One look at my offspring and I feel failed – as a mother. Why did I lack the foresight back when I was young and the new millennium was ushering in mixed marriages?
But back in my times, merely falling in love gave me an edge and helped me stand out. I enjoyed stardom for being the bold one while he has been enduring the badge of martyrdom. I was peacefully resting on my laurels of a novel marriage until, this plain little girl shook my throne.
Shame on me for making ordinary choices. Why did I not choose a man who at least came from a different state in my own country? From a different religion maybe? And why on Earth did I not marry a foreigner despite working on foreign soil? At least, profanity in my mother tongue would have zero impact on fights in this torrid ship of matrimony. Better still, my love story would stand a chance as the next original Amazon series.
Alas, all my blatant mistakes from a repulsive past zip past my moist eyes and torment me like a tragic movie in a matter of milliseconds. I have wronged my dear firstborn. But there is no way in hell I can make amends now. Her genetic code has been written. Before I can apologize or display remorse and cut all ties with her father, the bitter half jumps in.
“Who says you are plain? Other fathers married women. I married an alien. You know what that makes you?”

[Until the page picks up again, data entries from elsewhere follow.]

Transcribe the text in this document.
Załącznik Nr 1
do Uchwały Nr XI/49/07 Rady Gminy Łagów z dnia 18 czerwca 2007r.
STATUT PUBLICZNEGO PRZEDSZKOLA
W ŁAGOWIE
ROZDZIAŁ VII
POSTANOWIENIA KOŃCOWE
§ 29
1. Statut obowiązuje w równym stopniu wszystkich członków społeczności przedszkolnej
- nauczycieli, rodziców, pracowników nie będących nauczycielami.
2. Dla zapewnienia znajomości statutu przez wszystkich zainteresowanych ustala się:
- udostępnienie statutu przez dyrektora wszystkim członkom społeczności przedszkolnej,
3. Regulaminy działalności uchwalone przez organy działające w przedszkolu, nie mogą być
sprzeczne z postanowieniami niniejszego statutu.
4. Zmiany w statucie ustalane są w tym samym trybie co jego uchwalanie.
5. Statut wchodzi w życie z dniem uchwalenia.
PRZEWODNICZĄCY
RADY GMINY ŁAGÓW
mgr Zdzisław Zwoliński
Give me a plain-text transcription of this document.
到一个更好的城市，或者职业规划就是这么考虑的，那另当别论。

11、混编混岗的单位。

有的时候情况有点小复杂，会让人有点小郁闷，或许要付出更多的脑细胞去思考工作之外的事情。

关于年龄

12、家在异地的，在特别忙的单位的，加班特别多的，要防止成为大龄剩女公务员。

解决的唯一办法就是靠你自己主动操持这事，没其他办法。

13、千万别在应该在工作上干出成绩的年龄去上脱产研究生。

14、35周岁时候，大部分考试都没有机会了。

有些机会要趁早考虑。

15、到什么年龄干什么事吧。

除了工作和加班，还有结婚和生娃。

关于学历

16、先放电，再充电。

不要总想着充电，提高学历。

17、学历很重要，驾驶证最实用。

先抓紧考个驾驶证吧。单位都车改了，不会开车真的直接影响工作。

And as he chuckles, the girls match pace to unanimously guffaw at you know who. I refuse to join in. After all, my ego is trained to show up during the most difficult times. I play along,
“Certainly. And we the ones from Venus have a thing for the ones from Mars”
At which, the 9-year-old who has been laughing along while hopelessly trying to make sense out of this whole plain Jane conversation hustles in,
“So where is my bar of Mars?”
P.S. Now we all laugh cohesively, like one mentally mixed up family that belongs somewhere in this galaxy. The world has been changing so rapidly, you never know what feels better, to fit in or to stand out. Whether you belong to the newly added genders on a form, or to a complicated racial quotient that teaches you more about complex mathematical ratios than your forefathers or simply like my family, you think you are the byproduct of two aliens consummating, I realize it is the feeling of acceptance and belonging where you find peace and happiness. A state where questions absolve and all that matters is you. Just belong.